Una nuova grammatica dell’integrazione

Servirebbe, oltre che una nuova grammatica dell’integrazione, anche un’opinione pubblica meno intimidita dal politicamente corretto e più disposta a porre domande scomode. Una buona pratica, in questo caso, ci arriva dai politici tedeschi: l’associazione politica di Amburgo, Muslim Interaktiv, è stata infatti appena messa al bando dal Ministro degli Interni Alexander Dobrint. L’agenda del gruppo prevedeva niente meno che la creazione di un califfato in Germania, oltre che la consueta ostilità verso Israele e il disprezzo per donne e minoranze.

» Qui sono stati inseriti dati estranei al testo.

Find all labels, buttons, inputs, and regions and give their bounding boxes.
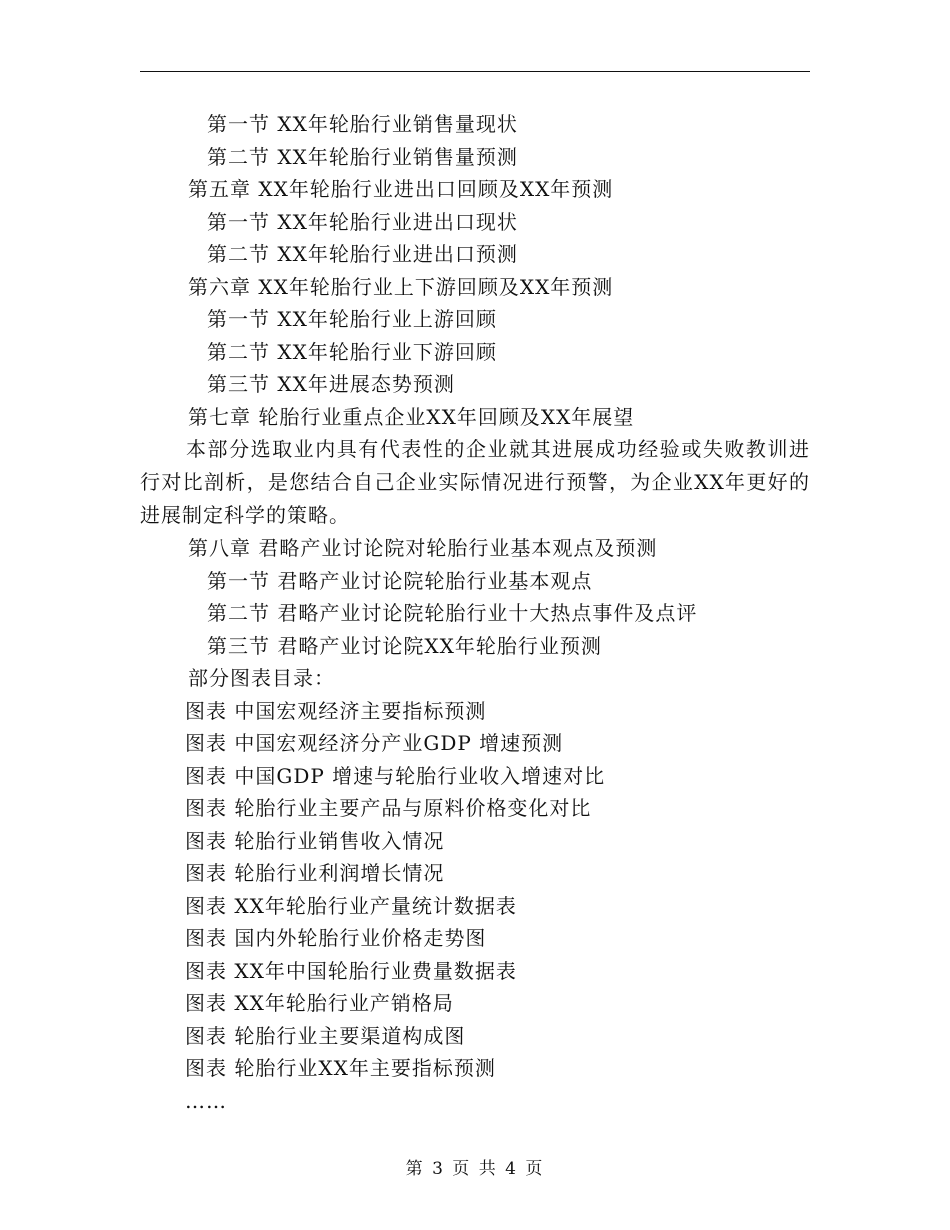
figures-heading: 部分图表目录： [188,666,335,690]
page-footer: 第 3 页 共 4 页 [405,1159,545,1179]
toc-section-line: 第二节 XX年轮胎行业进出口预测 [207,242,518,266]
ellipsis: …… [185,1088,227,1113]
toc-chapter-line: 第八章 君略产业讨论院对轮胎行业基本观点及预测 [188,536,658,560]
figure-list-item: 图表 轮胎行业XX年主要指标预测 [185,1056,496,1080]
toc-section-line: 第三节 XX年进展态势预测 [207,372,455,396]
figure-list-item: 图表 中国宏观经济分产业GDP 增速预测 [185,731,564,755]
toc-section-line: 第二节 XX年轮胎行业销售量预测 [207,144,518,169]
toc-section-line: 第二节 君略产业讨论院轮胎行业十大热点事件及点评 [207,601,698,625]
figure-list-item: 图表 中国GDP 增速与轮胎行业收入增速对比 [185,763,606,788]
toc-section-line: 第一节 XX年轮胎行业销售量现状 [207,112,518,136]
figure-list-item: 图表 轮胎行业主要渠道构成图 [185,1023,466,1048]
toc-chapter-line: 第五章 XX年轮胎行业进出口回顾及XX年预测 [188,177,614,201]
figure-list-item: 图表 中国宏观经济主要指标预测 [185,698,487,723]
toc-section-line: 第一节 XX年轮胎行业进出口现状 [207,209,518,234]
chapter-description-paragraph: 本部分选取业内具有代表性的企业就其进展成功经验或失败教训进行对比剖析，是您结合自己企业实际情况进行预警，为企业XX年更好的进展制定科学的策略。 [140,437,810,527]
figure-list-item: 图表 XX年中国轮胎行业费量数据表 [185,958,517,983]
toc-section-line: 第一节 XX年轮胎行业上游回顾 [207,307,497,331]
toc-section-line: 第二节 XX年轮胎行业下游回顾 [207,339,497,364]
figure-list-item: 图表 轮胎行业销售收入情况 [185,828,445,853]
toc-chapter-line: 第七章 轮胎行业重点企业XX年回顾及XX年展望 [188,404,635,429]
figure-list-item: 图表 轮胎行业主要产品与原料价格变化对比 [185,796,592,820]
document-body [140,108,810,1117]
figure-list-item: 图表 XX年轮胎行业产销格局 [185,991,454,1015]
header-rule [140,71,810,72]
figure-list-item: 图表 轮胎行业利润增长情况 [185,861,445,885]
figure-list-item: 图表 国内外轮胎行业价格走势图 [185,926,487,950]
toc-section-line: 第三节 君略产业讨论院XX年轮胎行业预测 [207,633,602,658]
toc-section-line: 第一节 君略产业讨论院轮胎行业基本观点 [207,568,593,593]
figure-list-item: 图表 XX年轮胎行业产量统计数据表 [185,893,517,918]
toc-chapter-line: 第六章 XX年轮胎行业上下游回顾及XX年预测 [188,274,614,299]
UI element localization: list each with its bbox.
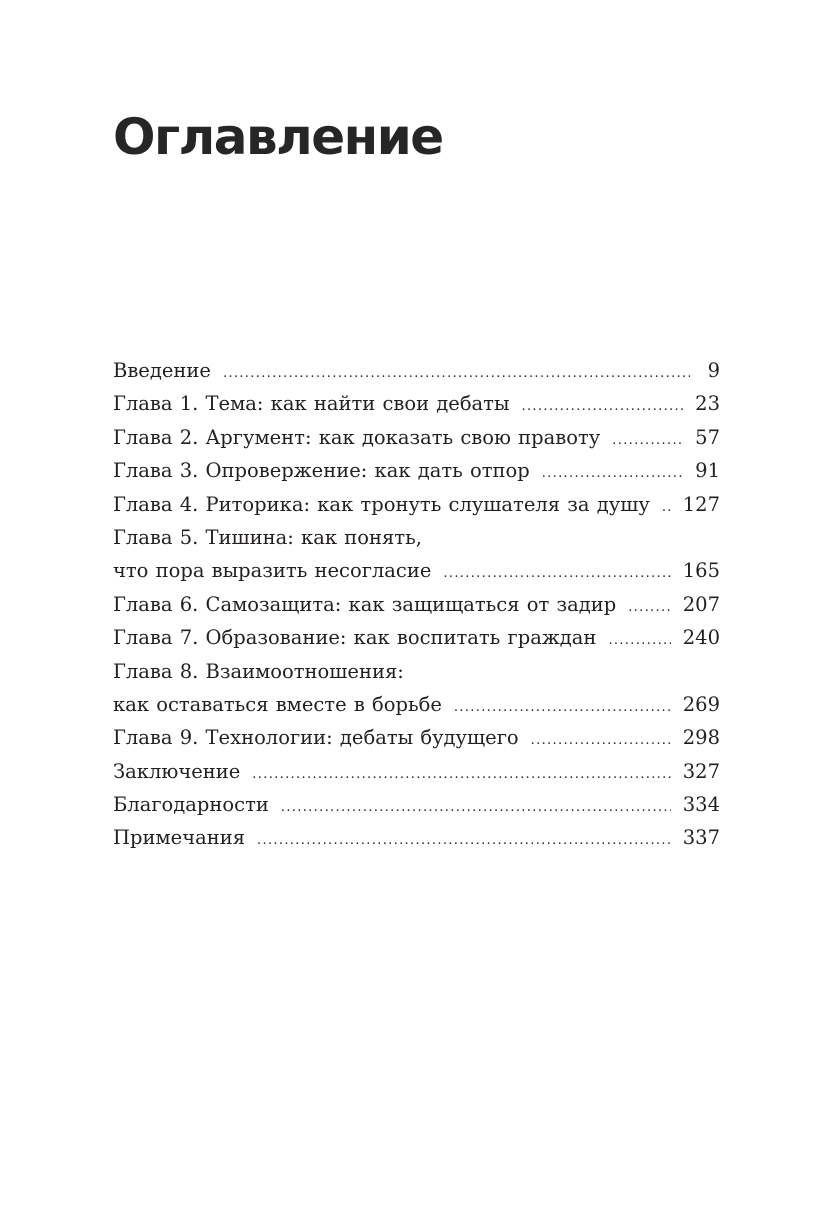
toc-entry-label-continued: как оставаться вместе в борьбе (113, 692, 442, 716)
toc-page-number: 91 (695, 459, 720, 483)
toc-entry-label: Заключение (113, 759, 241, 783)
table-of-contents (113, 354, 720, 855)
toc-entry-label: Благодарности (113, 793, 269, 817)
toc-page-number: 127 (682, 492, 720, 516)
toc-entry-label: Примечания (113, 826, 246, 850)
toc-entry-label: Введение (113, 359, 211, 382)
toc-entry-label: Глава 7. Образование: как воспитать граждан (113, 626, 597, 650)
toc-entry-label: Глава 6. Самозащита: как защищаться от задир (113, 592, 617, 616)
toc-page-number: 240 (682, 626, 720, 650)
toc-entry-label: Глава 1. Тема: как найти свои дебаты (113, 392, 510, 416)
toc-leader-dots (531, 724, 671, 757)
toc-leader-dots (522, 390, 684, 423)
toc-leader-dots (281, 791, 671, 824)
toc-entry-chapter-5-line-1[interactable] (113, 521, 720, 554)
toc-page-number: 165 (682, 559, 720, 583)
toc-entry-notes[interactable] (113, 821, 720, 854)
toc-entry-conclusion[interactable] (113, 755, 720, 788)
toc-entry-chapter-3[interactable] (113, 454, 720, 487)
toc-leader-dots (454, 691, 671, 724)
toc-entry-chapter-4[interactable] (113, 488, 720, 521)
toc-entry-label-continued: что пора выразить несогласие (113, 559, 432, 583)
toc-entry-chapter-2[interactable] (113, 421, 720, 454)
toc-leader-dots (612, 424, 683, 457)
toc-entry-chapter-6[interactable] (113, 588, 720, 621)
toc-page-number: 23 (695, 392, 720, 416)
toc-leader-dots (542, 457, 683, 490)
toc-entry-introduction[interactable] (113, 354, 720, 387)
toc-page-number: 57 (695, 425, 720, 449)
toc-entry-acknowledgements[interactable] (113, 788, 720, 821)
toc-entry-label: Глава 3. Опровержение: как дать отпор (113, 459, 530, 483)
toc-entry-label: Глава 9. Технологии: дебаты будущего (113, 726, 519, 750)
toc-leader-dots (257, 824, 671, 857)
toc-entry-label: Глава 8. Взаимоотношения: (113, 659, 404, 683)
toc-entry-label: Глава 5. Тишина: как понять, (113, 525, 422, 549)
toc-leader-dots (443, 557, 670, 590)
toc-entry-chapter-7[interactable] (113, 621, 720, 654)
toc-leader-dots (662, 491, 671, 524)
toc-entry-chapter-9[interactable] (113, 721, 720, 754)
toc-page-number: 9 (707, 359, 720, 382)
toc-page-number: 207 (682, 592, 720, 616)
toc-leader-dots (223, 357, 690, 390)
toc-page-number: 334 (682, 793, 720, 817)
toc-entry-label: Глава 2. Аргумент: как доказать свою правоту (113, 425, 601, 449)
toc-leader-dots (628, 591, 671, 624)
toc-leader-dots (252, 758, 670, 791)
toc-page-number: 298 (682, 726, 720, 750)
toc-page-number: 269 (682, 692, 720, 716)
toc-entry-chapter-1[interactable] (113, 387, 720, 420)
toc-entry-label: Глава 4. Риторика: как тронуть слушателя за душу (113, 492, 650, 516)
toc-entry-chapter-8-line-2[interactable] (113, 688, 720, 721)
toc-leader-dots (608, 624, 670, 657)
toc-entry-chapter-8-line-1[interactable] (113, 655, 720, 688)
toc-page-number: 337 (682, 826, 720, 850)
toc-page-number: 327 (682, 759, 720, 783)
toc-entry-chapter-5-line-2[interactable] (113, 554, 720, 587)
page-title: Оглавление (113, 108, 443, 166)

Non è un caso isolato, al momento sono al vaglio le attività di altri due gruppi: “Generation Islam” e “Realität Islam”. Berlino, Amburgo e varie città dell’Assia sono sotto osservazione.

In Germania appare ormai chiaro che la democrazia non può permettersi ingenuità: soddisfazione anche da parte di politici dell’SPD, come il sindaco di Amburgo Peter Tschentscher. Le ambiguità travestite da pluralismo qui non verranno più tollerate. E chi vuole vivere in uno stato democratico deve accettarne le regole: rispetto per chi la pensa diversamente, difesa della memoria storica, riconoscimento della dignità di ogni minoranza. In particolare, oggi più che mai, va riconosciuta la necessità di un argine netto all’antisemitismo. Senza eccezioni. Senza ambiguità. Se Berlino vigila, Londra si interroga e Parigi si divide, New York sarà all’altezza?